It was early one Sunday morning, writes our representative, in a beautiful Himalayan valley, that I was at last able to carry out the order of the Editor, and call on the Swami Vivekananda, to ascertain something of his views on the position and prospects of Indian Women.
"Let us go for a walk", said the Swami, when I had announced my errand, and we set out at once amongst some of the most lovely scenery in the world.
By sunny and shady ways we went, through quiet villages, amongst playing children and across the golden cornfields. Here the tall trees seemed to pierce the blue above, and there a group of peasant girls stooped, sickle in hand, to cut and carry off the plume-tipped stalks of maize-straw for the winter stores. Now the road led into an apple orchard, where great heaps of crimson fruit lay under the trees for sorting, and again we were out in the open, facing the snows that rose in august beauty above the white clouds against the sky.
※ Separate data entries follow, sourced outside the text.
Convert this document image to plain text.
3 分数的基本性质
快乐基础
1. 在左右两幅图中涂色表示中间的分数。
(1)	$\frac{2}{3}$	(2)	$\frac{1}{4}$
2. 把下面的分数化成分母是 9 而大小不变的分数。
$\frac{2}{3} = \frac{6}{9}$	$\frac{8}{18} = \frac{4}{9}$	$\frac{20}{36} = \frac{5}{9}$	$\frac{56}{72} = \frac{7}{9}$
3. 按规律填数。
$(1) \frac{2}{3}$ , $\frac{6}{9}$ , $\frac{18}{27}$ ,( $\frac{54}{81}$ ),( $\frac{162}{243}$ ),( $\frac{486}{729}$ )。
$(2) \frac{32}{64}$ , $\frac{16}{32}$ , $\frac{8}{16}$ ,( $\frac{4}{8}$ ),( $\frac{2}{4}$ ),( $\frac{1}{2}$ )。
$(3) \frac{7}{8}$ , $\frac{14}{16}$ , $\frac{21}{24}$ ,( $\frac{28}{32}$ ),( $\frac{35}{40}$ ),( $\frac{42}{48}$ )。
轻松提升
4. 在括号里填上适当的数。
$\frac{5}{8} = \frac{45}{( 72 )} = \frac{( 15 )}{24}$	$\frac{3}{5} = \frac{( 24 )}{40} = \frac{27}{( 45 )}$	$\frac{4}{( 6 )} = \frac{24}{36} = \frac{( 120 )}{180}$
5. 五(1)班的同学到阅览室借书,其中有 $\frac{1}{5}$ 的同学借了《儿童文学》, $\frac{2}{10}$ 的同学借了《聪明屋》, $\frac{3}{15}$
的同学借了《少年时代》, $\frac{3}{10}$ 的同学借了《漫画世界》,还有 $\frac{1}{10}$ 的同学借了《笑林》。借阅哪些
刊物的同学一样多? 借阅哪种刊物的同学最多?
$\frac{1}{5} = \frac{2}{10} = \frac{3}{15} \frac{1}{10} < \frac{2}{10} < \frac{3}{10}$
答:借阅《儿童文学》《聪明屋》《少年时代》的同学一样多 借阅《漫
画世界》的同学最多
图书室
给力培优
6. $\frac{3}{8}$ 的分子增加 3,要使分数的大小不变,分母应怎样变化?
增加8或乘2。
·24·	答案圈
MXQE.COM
At last my companion broke the silence. "The Aryan and Semitic ideals of woman", he said, "have always been diametrically opposed. Amongst the Semites the presence of woman is considered dangerous to devotion, and she may not perform any religious function, even such as the killing of a bird for food: according to the Aryan a man cannot perform a religious action without a wife."
"But Swamiji!" said I — startled at an assertion so sweeping and so unexpected — "is Hinduism not an Aryan faith?"
"Modern Hinduism", said the Swami quietly, "is largely Paurânika, that is, post-Buddhistic in origin. Dayânanda Saraswati pointed out that though a wife is absolutely necessary in the Sacrifice of the domestic fire, which is a Vedic rite, she may not touch the Shâlagrâma Shilâ, or the household-idol, because that dates from the later period of the Purânas."
"And so you consider the inequality of woman amongst us as entirely due to the influence of Buddhism?"
"Where it exists, certainly," said the Swami, "but we should not allow the sudden influx of European criticism and our consequent sense of contrast to make us acquiesce too readily in this notion of the inequality of our women. Circumstances have forced upon us, for many centuries, the woman's need of protection. This, and not her inferiority, is the true reading of our customs."
"Are you then entirely satisfied with the position of women amongst us, Swamiji?"
"By no means," said the Swami, "but our right of interference is limited entirely to giving education. Women must be put in a position to solve their own problems in their own way. No one can or ought to do this for them. And our Indian women are as capable of doing it as any in the world."